Build a Levitating Model Train Track with Magnets
Maglev trains are powered by magnetic levitation technology. If you have ever heard about or ridden on one of these high speed trains, then you may already know that they hover above the track. This is because their design is based on the Meissner effect. When cooled to a super low temperature, superconducting materials like Yttrium-barium-copper-oxide enter a state of zero electrical resistance, expel magnetic fields and can levitate.
You can build your own mini Maglev train and track, with a few simple materials and construction. We have outlined some steps and supplies below, however, this method differs from the Maglev train technology. Read on, and see if you can guess how this design is different.
- Self adhesive magnets or rectangular block magnets (at least 4)
- Wooden board or cardboard for a base
- Strips of Plexiglass for guide rail
- Styrofoam or wood for train
- Ruler or tape measure
- First, you need to build your track. To do this, lay out your base on a flat surface and glue on plexiglass or clear plastic strips to create guide rails. Make sure to measure these before gluing. They need to be barely wider than the width of your block.
- Mark the north and south poles of the magnets with your black marker. Glue down two of your magnets with the same pole facing up. They should have a space in between and be parallel to each other, like actual tracks.
- Then take your styrofoam or wooden block that serves as your train. Glue magnets to the bottom of your train. It is extremely important to mark these magnet poles and place the same pole up as the train track. Magnets repel against alike poles and it causes the levitation. For example, if North is facing up on your track, then the south pole should be glued to your block, while the North pole is outward.
- Now, you can test out your train on the track. Place your train above the magnets, using the rails to guide it. You can adjust the levitation of the train by using a heavier train material. For instance, using a heavier wooden block may be better with stronger neodymium magnets.

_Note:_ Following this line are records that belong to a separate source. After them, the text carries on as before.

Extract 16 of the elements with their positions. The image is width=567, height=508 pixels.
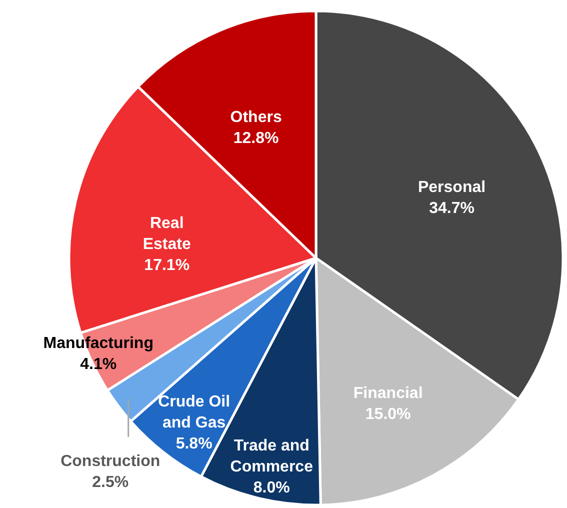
- data-label: 8.0%: [253, 479, 290, 496]
- slice-label: Financial: [353, 385, 423, 402]
- data-label: 34.7%: [429, 200, 474, 218]
- data-label: 15.0%: [365, 406, 411, 424]
- slice-label: Real Estate: [142, 215, 191, 254]
- slice-label: Construction: [60, 452, 160, 470]
- data-label: 2.5%: [92, 474, 129, 491]
- slice-label: Crude Oil and Gas: [158, 394, 230, 432]
- data-label: 12.8%: [233, 130, 279, 148]
- slice-label: Manufacturing: [43, 335, 154, 352]
- slice-label: Trade and Commerce: [230, 437, 314, 476]
- slice-label: Others: [230, 109, 282, 126]
- data-label: 5.8%: [176, 436, 212, 453]
- slice-label: Personal: [418, 179, 486, 196]
- data-label: 17.1%: [144, 257, 190, 274]
- data-label: 4.1%: [80, 356, 117, 374]
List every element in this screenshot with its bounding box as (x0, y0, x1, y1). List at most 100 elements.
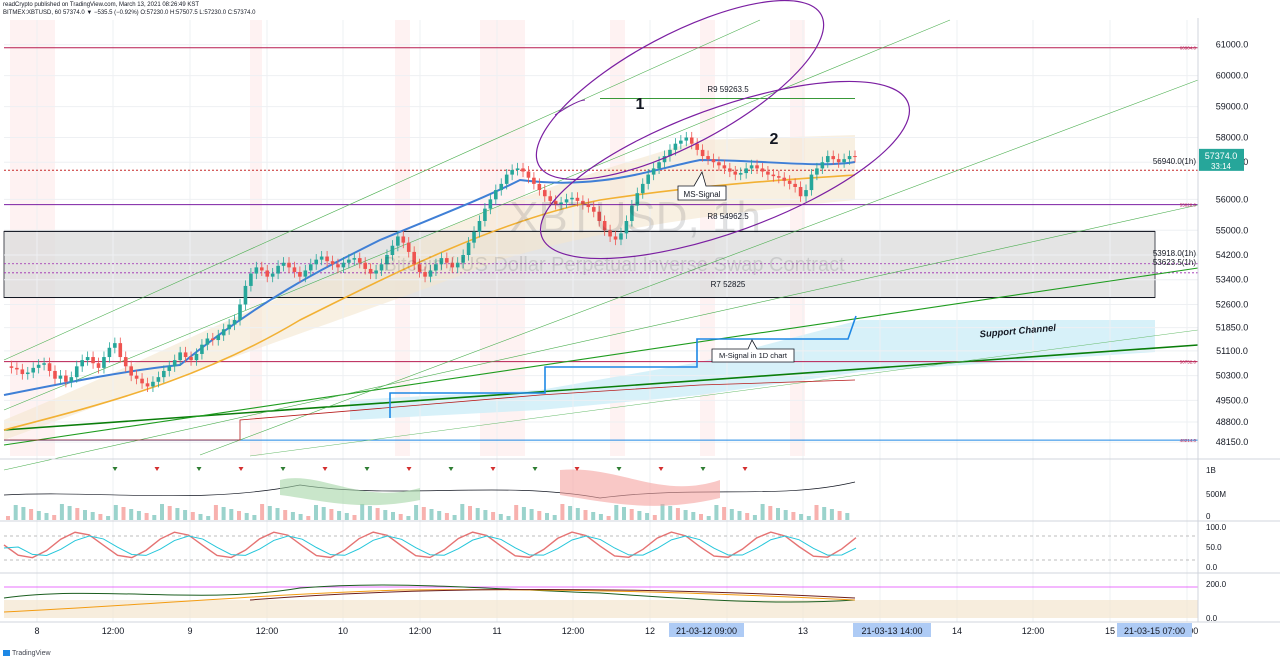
volume-bar (745, 513, 750, 520)
watermark-symbol: XBTUSD, 1h (509, 193, 761, 242)
candle-body (521, 168, 525, 172)
candle-body (42, 363, 46, 365)
oscillator-tick-label: 0.0 (1206, 563, 1218, 572)
volume-bar (160, 504, 164, 520)
candle-body (298, 272, 302, 277)
candle-body (102, 357, 106, 368)
candle-body (156, 377, 161, 382)
current-price-value: 57374.0 (1205, 151, 1238, 161)
signal-marker (490, 467, 496, 471)
candle-body (488, 199, 493, 209)
cci-tick-label: 200.0 (1206, 580, 1227, 589)
candle-body (417, 264, 422, 273)
volume-bar (706, 516, 711, 520)
candle-body (25, 372, 30, 375)
candle-body (151, 381, 155, 387)
candle-body (216, 335, 221, 341)
ms-signal-callout (677, 170, 727, 201)
volume-bar (791, 512, 796, 520)
candle-body (825, 156, 830, 163)
candle-body (597, 211, 602, 221)
candle-body (308, 264, 313, 271)
signal-marker (532, 467, 538, 471)
price-tick-label: 50300.0 (1216, 371, 1249, 381)
volume-bar (529, 509, 534, 520)
time-tick-label: 12:00 (409, 626, 432, 636)
signal-marker (238, 467, 244, 471)
volume-bar (83, 510, 87, 520)
volume-bar (837, 511, 842, 520)
signal-marker (196, 467, 202, 471)
volume-tick-label: 0 (1206, 512, 1211, 521)
candle-body (532, 177, 536, 184)
candle-body (53, 370, 57, 379)
candle-body (646, 174, 650, 184)
level-label: R8 54962.5 (707, 212, 749, 221)
candle-body (809, 174, 814, 191)
volume-bar (452, 515, 457, 520)
candle-body (537, 183, 542, 191)
candle-body (254, 267, 259, 274)
volume-cloud (280, 478, 420, 506)
candle-body (227, 324, 231, 330)
time-tick-label: 14 (952, 626, 962, 636)
volume-bar (652, 515, 657, 520)
time-tick-label: 8 (34, 626, 39, 636)
zone-layer (3, 135, 1156, 440)
volume-bar (121, 507, 126, 520)
candle-body (630, 205, 634, 221)
candle-body (815, 168, 819, 175)
candle-body (412, 251, 416, 265)
volume-bar (190, 512, 195, 520)
volume-bar (691, 512, 696, 520)
candle-body (700, 149, 705, 157)
candle-body (390, 245, 395, 256)
volume-bar (814, 505, 819, 520)
annotation-ellipse-1 (535, 0, 825, 181)
cci-ma-line (249, 589, 856, 601)
candle-body (787, 180, 792, 184)
candle-body (760, 168, 765, 172)
candle-body (515, 168, 520, 170)
time-highlight-label: 21-03-13 14:00 (861, 626, 922, 636)
volume-bar (183, 510, 188, 520)
volume-bar (421, 507, 426, 520)
candle-body (836, 159, 841, 163)
ma-orange (3, 174, 856, 431)
candle-body (58, 375, 63, 379)
volume-bar (629, 509, 634, 520)
cci-line (3, 584, 856, 603)
volume-bar (337, 511, 342, 520)
candle-body (559, 202, 563, 204)
volume-bar (206, 516, 211, 520)
volume-bar (583, 510, 588, 520)
candle-body (711, 159, 716, 163)
candle-body (211, 338, 215, 341)
volume-bar (737, 511, 742, 520)
indicator-panels-layer (0, 458, 1280, 618)
tradingview-brand[interactable]: TradingView (3, 650, 51, 657)
candle-body (385, 255, 389, 265)
volume-bar (498, 514, 503, 520)
candle-body (9, 366, 14, 368)
volume-bar (21, 507, 26, 520)
trend-line (3, 267, 1199, 446)
wave-label-1: 1 (636, 96, 645, 113)
volume-bar (822, 507, 827, 520)
level-tag: 55828.0 (1180, 203, 1197, 208)
candle-body (330, 261, 335, 265)
volume-bar (375, 508, 380, 520)
candle-body (200, 344, 204, 354)
volume-bar (437, 511, 442, 520)
candle-body (450, 262, 455, 268)
volume-bar (552, 515, 557, 520)
axis-layer: 61000.060000.059000.058000.057200.056000… (0, 18, 1280, 637)
annotation-ellipse-2 (539, 80, 911, 260)
candle-body (336, 264, 340, 268)
signal-marker (658, 467, 664, 471)
candle-body (662, 156, 667, 163)
candle-body (749, 165, 754, 169)
annotation-layer: XBTUSD, 1h Bitcoin / US Dollar Perpetual … (383, 0, 1196, 443)
volume-bar (314, 505, 318, 520)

Now that you have tested out your magnetic levitation train, did you guess how this mini Maglev train is different from an actual Maglev? Instead of using the Meissner effect and superconductors, we used the repelling magnetic fields of permanent magnets. We didn’t cool anything or need electromagnetism, which is why this train is a little different. However, with some tweaks and more advanced construction, you could create a mini Maglev train based on the Meissner effect and electromagnetism.